Klaas and an alliance of privacy advocates called the Kids Off Lists Coalition had backed two matching bills by Sen. Dianne Feinstein, D-Calif, and Rep. Bob Franks, R-N.J., that would have required companies to win the approval of parents before collecting or storing data about children age 16 and younger. But Feinstein has dropped plans to push her bill, S 1908, in the few weeks before Congress adjourns, and Franks' bill, HR 3508, has been held up by Rep. Bill McCollum, R-Fla., the chairman of the House Judiciary Committee's crime panel, said congressional staff members.

The data is collected from online Web registration forms, product warranty cards and other sources, to aid marketing by companies such as The Walt Disney Co., Los Angeles, and Time Warner, New York. Companies offering education services and government agencies, such as the departments of education and defense, also use the information.

As greater numbers of children use the Web, they are being asked to give up personal data about their birthdays, parents, addresses and spending habits, said Varney. Companies collect the data from registration forms at kid-friendly Web sites, giving them "enormous amounts of information... that they can't get from the parents," she said.

The fight against the bills was led by the Direct Marketing Association, in alliance with other Washington-based groups such as the Information Technology Association of America. Direct marketing campaigns yielded sales of $1.1 trillion in 1995, according to DMA-sponsored research, ensuring massive political clout in Congress. Among the 3,600 companies represented by the DMA are Dell Computer Corp., Gateway 2000 Inc. and IBM Corp.

The bills "would level a severe and counterproductive blow the viability of our industry, depriving children and their parents of useful goods and services.... Standard industry practices have effectively protected the public from misuse of data in directing marketing databases," according to a DMA statement. But the privacy bills are needed to protect children from being targeted by pedophiles and from being harassed by corporation's advertising campaigns, said supporters.

Under the existing opt-out provision, parents can ask the DMA to end direct marketing of their children, said Richard Barton, the DMA's chief lobbyist. But Klaas and other supporters wanted an opt-in provision that would allow companies to collect and use the data only after getting approval from the children's' parents.

The opt-in rule would have ended the collection of data about children, hurting education and non-profit groups, said Barton. "Most of the lists would go out of business," even if Congress amended the bills to allow the collection of information on kids for education and non-profit groups, he said.

"Sure they'll collect it, because when that child becomes 16 years old, the information becomes fair game," responded Klaas.

The privacy bill could be amended to allow an exemption for education, law enforcement and non-profit groups, said a staff member in Franks' office. "We've been trying to craft language to solve those problems," he said, adding that there is a "very, very outside chance" of winning approval this year.

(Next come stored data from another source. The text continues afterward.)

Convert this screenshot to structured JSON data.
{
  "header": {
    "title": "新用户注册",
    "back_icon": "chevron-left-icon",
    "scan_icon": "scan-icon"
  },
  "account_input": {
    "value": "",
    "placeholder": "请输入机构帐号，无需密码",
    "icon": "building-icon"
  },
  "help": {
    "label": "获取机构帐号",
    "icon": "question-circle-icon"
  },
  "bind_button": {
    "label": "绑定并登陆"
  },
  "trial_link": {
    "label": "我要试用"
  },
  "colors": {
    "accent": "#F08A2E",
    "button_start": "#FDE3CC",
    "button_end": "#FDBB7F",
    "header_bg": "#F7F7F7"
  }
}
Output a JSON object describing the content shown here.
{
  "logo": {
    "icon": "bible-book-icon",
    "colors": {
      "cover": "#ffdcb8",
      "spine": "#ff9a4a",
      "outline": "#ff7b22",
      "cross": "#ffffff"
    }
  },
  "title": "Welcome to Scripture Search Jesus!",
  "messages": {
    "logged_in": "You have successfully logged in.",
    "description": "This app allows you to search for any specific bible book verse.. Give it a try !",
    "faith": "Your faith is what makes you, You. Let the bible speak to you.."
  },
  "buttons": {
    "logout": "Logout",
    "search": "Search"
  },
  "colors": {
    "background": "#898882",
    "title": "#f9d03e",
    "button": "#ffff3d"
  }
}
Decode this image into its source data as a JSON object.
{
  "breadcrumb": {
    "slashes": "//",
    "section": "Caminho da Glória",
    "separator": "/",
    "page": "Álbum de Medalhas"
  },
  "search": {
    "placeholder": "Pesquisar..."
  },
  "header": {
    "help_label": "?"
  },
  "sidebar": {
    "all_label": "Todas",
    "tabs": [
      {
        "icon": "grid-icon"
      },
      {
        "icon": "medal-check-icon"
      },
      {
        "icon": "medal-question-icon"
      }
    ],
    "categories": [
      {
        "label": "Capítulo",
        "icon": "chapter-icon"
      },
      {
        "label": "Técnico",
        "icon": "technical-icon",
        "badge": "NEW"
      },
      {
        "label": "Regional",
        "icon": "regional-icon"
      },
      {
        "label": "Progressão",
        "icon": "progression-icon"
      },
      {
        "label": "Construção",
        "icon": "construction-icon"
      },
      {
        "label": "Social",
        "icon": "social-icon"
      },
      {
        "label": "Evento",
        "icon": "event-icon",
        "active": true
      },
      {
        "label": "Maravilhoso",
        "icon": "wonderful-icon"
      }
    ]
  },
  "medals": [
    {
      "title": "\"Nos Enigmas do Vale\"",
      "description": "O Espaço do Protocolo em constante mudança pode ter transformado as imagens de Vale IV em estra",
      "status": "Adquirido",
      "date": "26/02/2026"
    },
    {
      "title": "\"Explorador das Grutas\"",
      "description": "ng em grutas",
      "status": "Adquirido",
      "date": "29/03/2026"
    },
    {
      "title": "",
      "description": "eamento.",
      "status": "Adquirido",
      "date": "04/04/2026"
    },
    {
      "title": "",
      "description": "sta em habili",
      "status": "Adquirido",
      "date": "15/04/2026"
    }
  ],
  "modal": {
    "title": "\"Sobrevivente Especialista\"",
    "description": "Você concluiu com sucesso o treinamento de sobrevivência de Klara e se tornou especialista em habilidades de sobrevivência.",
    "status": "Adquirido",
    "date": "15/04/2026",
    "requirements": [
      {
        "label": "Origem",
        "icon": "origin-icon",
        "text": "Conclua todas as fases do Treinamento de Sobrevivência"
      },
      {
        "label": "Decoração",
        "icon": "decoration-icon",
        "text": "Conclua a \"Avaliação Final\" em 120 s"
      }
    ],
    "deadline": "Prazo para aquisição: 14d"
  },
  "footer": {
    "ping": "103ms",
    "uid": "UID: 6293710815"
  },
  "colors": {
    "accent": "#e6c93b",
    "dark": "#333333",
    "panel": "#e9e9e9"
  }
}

"We find there might be other ways to skin the cat," perhaps by asking the FTC to draft regulations during 1997, said a staff member on the crime subcommittee. The committee wants to protect kids from pedophiles, but does not want to disrupt the direct-marketing industry, she said.

The FTC has held a public hearing to discuss the issue and is now debating whether to write regulations or guidelines, said Varney. "We need to be thinking about [this... but] industry ought to step forward with a plan to get verifiable parental consent" before the collection of data about children, she said.

In alliance with the Interactive Services Association, a Silver Spring, Md., coalition of Internet companies, the DMA recently declared its intention to create a voluntary policy to promote consumer privacy and to publicize some details of its reviews into consumer complaints. The "draft of new ethical principles for marketing online to children [recognizes] the sensitivity that is required when communicating on the Internet with children," according to the DMA.